Pour nous, l’industrie marocaine étant pleinement intégrée dans la chaîne d’approvisionnement mondiale, il est important d’entrer dans l’évolution mondiale de l’usine intelligente et décarbonée. La décarbonation est aujourd’hui plus qu’une exigence, elle est vitale pour nous. Enjeu majeur devant être pris en main d’urgence pour que nous puissions rester, demain, dans la course. Encore une fois, nous sommes une industrie globale dans un monde global. Si nous ne respectons pas l’ensemble des exigences de cette filière, nous perdrons des points de position. C’est pour cela qu’en partenariat avec l’État, nous œuvrons au quotidien à ce chantier afin de maintenir et d’améliorer notre positionnement. Doter des entreprises de capacités à se fournir en énergie verte et les accompagner dans le processus de décarbonation, via des bilans carbone et des plans zéro carbone, est la clé pour réussir ce défi. Le plan Industrie 4.0 est pour nous un ensemble complet d’actions qui visent à placer nos entreprises au niveau d’intégration technologique le plus avancé à l’ère du smart factor. Le programme de décarbonation est une action dissociée que nous entendons lancer en même temps que le plan Industrie 4.0.
l Le Capital humain est-il important pour le secteur ?
– L’un des facteurs de croissance du secteur de l’aéronautique au Maroc est bien le facteur humain.
Notre capital humain et nos centres de formation ont été le levier de réponse à tous les industriels ayant choisi le Maroc comme pays pour leur filiales.
Le GIMAS s’est impliqué dans la formation des jeunes, il y a plus de 10 ans, en créant l’IMA (Institut des Métiers de l’Aéronautique) qui est l’un des premiers instituts du partenariat public- privé, piloté par les industriels. D’une capacité de 400 stagiaires par an, il est passé à 800 pour arriver aujourd’hui à 2000 jeunes par an avec un taux d’insertion de 97%.

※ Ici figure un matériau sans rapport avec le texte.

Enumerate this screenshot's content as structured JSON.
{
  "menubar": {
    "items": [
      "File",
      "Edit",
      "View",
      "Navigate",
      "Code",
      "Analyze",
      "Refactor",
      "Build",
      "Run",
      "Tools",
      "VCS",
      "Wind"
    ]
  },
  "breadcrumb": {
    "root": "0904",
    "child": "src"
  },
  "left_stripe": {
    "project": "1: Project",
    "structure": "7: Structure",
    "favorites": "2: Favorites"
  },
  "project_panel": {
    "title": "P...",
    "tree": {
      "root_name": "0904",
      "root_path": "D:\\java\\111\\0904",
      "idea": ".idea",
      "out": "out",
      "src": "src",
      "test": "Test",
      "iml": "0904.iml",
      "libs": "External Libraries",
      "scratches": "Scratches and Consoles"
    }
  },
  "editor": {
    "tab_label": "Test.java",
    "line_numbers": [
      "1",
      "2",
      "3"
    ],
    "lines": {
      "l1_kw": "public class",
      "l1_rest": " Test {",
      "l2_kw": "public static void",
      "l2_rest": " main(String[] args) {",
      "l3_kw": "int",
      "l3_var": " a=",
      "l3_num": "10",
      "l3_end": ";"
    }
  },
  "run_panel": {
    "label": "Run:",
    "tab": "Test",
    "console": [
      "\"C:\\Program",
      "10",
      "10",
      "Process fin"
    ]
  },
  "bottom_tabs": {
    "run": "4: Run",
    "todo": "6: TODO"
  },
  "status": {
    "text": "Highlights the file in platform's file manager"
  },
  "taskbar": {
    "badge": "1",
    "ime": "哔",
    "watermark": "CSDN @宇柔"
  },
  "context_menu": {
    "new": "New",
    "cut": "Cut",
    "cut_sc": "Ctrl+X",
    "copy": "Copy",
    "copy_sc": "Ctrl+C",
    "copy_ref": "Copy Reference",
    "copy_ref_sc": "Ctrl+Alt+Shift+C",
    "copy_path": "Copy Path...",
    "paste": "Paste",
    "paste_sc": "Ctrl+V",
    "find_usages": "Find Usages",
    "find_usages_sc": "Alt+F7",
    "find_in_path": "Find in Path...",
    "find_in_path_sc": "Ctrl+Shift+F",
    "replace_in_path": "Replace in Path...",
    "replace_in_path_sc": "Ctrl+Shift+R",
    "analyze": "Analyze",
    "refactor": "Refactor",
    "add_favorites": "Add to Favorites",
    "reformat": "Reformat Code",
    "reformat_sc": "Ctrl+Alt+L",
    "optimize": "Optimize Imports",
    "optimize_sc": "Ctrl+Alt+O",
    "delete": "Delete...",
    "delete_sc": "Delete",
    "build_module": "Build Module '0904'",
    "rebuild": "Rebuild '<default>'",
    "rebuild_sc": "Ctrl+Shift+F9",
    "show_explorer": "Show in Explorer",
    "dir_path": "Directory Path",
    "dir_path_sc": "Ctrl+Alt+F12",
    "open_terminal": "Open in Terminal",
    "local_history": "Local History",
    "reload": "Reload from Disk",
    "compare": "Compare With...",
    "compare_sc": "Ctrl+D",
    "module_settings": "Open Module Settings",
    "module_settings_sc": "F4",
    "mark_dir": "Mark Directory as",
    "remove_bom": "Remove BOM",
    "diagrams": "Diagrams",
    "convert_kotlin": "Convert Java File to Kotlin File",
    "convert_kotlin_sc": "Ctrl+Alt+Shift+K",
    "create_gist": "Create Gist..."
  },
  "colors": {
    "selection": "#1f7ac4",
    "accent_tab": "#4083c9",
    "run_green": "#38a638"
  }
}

l Qu’en est-il de la formation ?
– Le secteur dispose également de l’ISMALA ( institut de l’OFPPT) pour la formation en maintenance et réparation aéronautique. Ce dernier a pour objectif de dédier l’ISMALA à la formation dans les métiers du MRO afin de répondre aux besoins évolutifs des opérateurs de la filière. L’ISMALA opère bien évidemment en complémentarité avec l’Institut des Métiers de l’Aéronautique (IMA), qui dispose d’une carte de formation qualifiante et continue, adaptée aux besoins de tous les autres écosystèmes hors MRO.
De même et en vue de répondre aux besoins des entreprises en profil d’ingénieurs et de middle management et de renforcer les compétences du secteur, nous avons signé, il y a quelques mois, avec les ministres de l’Industrie et de l’Enseignement supérieur une convention importante, d’ailleurs une première au Maroc, portant sur la formation de plus de 100.000 ingénieurs et techniciens supérieurs (niveau bac+3). Cela viendra bien évidemment en complément de la formation professionnelle. L’objectif étant de transformer les écosystèmes en allant vers plus de valeur ajoutée.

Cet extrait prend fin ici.